Traditionally, sprinters’ names dominate the list of favourites at Milan-San Remo, but this year, no one fast man has stood out above all others. Garmin-Cervélo have a strong triumvirate of potential leaders in Thor Hushovd, Tyler Farrar and Heinrich Haussler, but they will need to have their roles clearly defined in a hectic finale.
Alessandro Petacchi (Lampre-ISD) has tasted glory here before, but after a truncated start to his season, the 298 kilometres may just sap his speed in the finale. Oscar Freire (Rabobank) is bidding for a fourth win, and given his penchant for ripping up the form book seemingly at will, expect him to be a marked man at the finish.
Mark Cavendish (HTC-Highroad) is another man with the capacity to rise to the big occasion.
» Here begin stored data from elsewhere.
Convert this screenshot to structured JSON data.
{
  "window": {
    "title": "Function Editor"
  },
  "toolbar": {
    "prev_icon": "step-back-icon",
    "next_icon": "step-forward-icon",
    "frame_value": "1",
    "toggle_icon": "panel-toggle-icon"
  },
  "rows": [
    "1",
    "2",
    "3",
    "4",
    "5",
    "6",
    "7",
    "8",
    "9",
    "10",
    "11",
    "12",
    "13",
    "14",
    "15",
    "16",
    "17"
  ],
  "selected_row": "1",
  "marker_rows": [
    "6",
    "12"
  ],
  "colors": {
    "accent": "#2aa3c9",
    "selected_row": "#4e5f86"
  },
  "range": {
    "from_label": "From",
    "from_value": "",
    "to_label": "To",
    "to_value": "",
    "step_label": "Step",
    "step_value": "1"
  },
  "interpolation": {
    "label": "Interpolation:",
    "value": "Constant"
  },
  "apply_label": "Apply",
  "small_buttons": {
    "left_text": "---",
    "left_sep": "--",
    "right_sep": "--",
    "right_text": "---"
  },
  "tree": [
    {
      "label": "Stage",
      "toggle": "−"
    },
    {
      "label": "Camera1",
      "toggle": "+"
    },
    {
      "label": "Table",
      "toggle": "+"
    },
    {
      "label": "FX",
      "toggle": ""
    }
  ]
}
Although he has looked in difficulty at various points this Spring, the 2009 winner has a phenomenal record on the sport’s grandest stages. Other fast finishers chasing glory include Tom Boonen (Quick Step), André Greipel (Omega Pharma-Lotto), Juan José Haedo (Saxo Bank-SunGard), Daniele Bennati (Leopard Trek), Edvald Boasson Hagen (Sky) and Allan Davis (Astana).
Before the finish on the Lungomare Italo Calvino, however, a number of strong men will be looking to have their say. Philippe Gilbert (Omega Pharma-Lotto) has been in ominous form at Tirreno-Adriatico, while Filippo Pozzato (Katusha) and Fabian Cancellara (Leopard Trek) have both shown they know how to derail the sprinters’ dreams here. Alessandro Ballan (BMC), Giovanni Visconti (Farnese Vini-Neri), Danilo Di Luca (Katusha) and Damiano Cunego (Lampre-ISD) are also likely to be prominent on the Poggio, as Italy chases a first win La Primavera since Pozzato triumphed in 2006.
Route © RCS Sport
Profile © RCS Sport
Every year, the final plunge to San Remo sees a thrilling pursuit match between the opportunists and the sprinters’ teams, and while that ending can vary year on year, the opening stages follow a set script. Soon after the race leaves Milan, an early break will take its chances in the chilly air on the flat Lombard plain, while the peloton rolls steadily behind.
The pace will only begin to rise once the bunch passes through Campo Ligure and tackles the Passo Turchino around the midway point. While exploits like that of Fausto Coppi in 1946 and Claudio Chiappucci in 1991 are now a distant memory, the climb will nonetheless begin to shuffle the pack. After the Turchino, the riders snake along the Ligurian coast, and after the stiff challenge of Le Manie (204km), the pace will ratchet up accordingly.
It is in the final 50km where the race explodes into life, however, as the capi make their presence felt. Hostilities begin on the Capo Mele, and the Capo Cervo and Capo Berta follow in quick succession. They may only be undulations in the grand scheme of things, but with little time to recover and the pace rising ever higher, more and more riders and deposited out the back.
With 22km to go, the Cipressa will see the favourites begin to make their moves as they scramble for positions at the front ahead of the hallowed Poggio. Coming just 6km from the line, traditionally the first man to the top had every chance of tasting glory in San Remo, but with the sprinters and their teams growing ever stronger, the odds are increasingly stacked against him staying clear. After a breakneck plunge into the town below, there will be a grandstand finish on the promenade named in honour of San Remo’s most famous son, writer Italo Calvino.